Professional titles and settings underscore the precariousness of the characters’ identities. The novel depicts the hospital boardroom, the setting for Anne’s peer review, not as a place of collegial analysis but as a tribunal where professional reputations are made or broken. Dr. Bolger’s sexist attacks and M’s pointed questions reinforce the intensely political and personal nature of this supposedly objective review. M makes the threat of professional ruin explicit, warning Anne that another mistake will relegate her to a career in “some remote place in Alaska treating frostbite and perianal abscesses” (198).
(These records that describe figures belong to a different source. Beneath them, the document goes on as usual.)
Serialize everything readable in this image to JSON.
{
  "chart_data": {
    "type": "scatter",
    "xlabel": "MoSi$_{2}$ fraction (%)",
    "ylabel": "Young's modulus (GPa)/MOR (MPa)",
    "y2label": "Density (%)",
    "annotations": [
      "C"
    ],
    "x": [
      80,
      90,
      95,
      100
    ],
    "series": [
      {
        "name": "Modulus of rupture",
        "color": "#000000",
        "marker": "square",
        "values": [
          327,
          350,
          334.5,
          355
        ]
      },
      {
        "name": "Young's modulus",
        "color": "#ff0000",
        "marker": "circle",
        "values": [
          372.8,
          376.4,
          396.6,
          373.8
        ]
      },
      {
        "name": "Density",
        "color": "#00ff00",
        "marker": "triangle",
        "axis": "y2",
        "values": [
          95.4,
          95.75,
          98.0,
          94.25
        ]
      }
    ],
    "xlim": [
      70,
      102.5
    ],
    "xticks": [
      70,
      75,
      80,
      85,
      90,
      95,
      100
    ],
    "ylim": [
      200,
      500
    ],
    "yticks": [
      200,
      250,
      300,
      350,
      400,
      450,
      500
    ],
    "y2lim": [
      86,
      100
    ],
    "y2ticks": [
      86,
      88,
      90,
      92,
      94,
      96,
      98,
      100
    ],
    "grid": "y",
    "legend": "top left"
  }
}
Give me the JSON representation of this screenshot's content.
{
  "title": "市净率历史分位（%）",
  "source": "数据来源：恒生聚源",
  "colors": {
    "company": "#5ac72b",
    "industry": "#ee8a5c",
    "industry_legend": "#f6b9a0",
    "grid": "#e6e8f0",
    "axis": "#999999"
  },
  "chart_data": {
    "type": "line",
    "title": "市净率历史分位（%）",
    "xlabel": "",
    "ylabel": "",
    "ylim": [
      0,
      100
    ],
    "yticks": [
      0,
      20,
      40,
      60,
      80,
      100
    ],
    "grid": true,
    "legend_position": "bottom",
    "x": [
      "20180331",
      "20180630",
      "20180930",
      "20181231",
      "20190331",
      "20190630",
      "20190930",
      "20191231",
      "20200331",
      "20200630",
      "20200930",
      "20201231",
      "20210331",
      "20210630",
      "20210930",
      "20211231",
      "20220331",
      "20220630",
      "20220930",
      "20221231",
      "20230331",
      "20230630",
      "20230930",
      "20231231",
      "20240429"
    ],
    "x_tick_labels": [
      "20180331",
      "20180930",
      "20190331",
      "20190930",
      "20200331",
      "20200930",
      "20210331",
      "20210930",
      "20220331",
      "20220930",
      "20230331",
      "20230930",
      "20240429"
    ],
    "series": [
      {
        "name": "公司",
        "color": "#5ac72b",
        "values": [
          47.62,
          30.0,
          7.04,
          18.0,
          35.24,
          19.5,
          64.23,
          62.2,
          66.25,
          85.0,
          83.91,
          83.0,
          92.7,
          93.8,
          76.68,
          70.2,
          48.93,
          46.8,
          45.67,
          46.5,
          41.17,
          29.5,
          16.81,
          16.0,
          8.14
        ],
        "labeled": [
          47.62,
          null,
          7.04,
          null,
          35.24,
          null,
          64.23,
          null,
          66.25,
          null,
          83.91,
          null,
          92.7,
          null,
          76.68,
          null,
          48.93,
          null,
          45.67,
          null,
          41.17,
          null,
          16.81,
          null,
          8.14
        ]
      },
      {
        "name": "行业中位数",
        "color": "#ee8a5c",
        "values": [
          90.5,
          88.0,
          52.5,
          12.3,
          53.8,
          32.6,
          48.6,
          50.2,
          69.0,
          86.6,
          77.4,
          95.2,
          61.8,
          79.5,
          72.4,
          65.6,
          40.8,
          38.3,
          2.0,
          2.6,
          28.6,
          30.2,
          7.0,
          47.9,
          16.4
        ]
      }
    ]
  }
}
This vivid image contrasts sharply with Anne’s status as a top cardiothoracic surgeon, emphasizing how quickly professional standing can be decimated. Likewise, Paula’s title of ASA grants her the power to subpoena and investigate, yet her abuse of that power threatens her career. The professional settings of the hospital and the courthouse thus become arenas where personal vendettas play out under the guise of established procedure, thematically illustrating The Unclear Boundary Between Justice and Vengeance.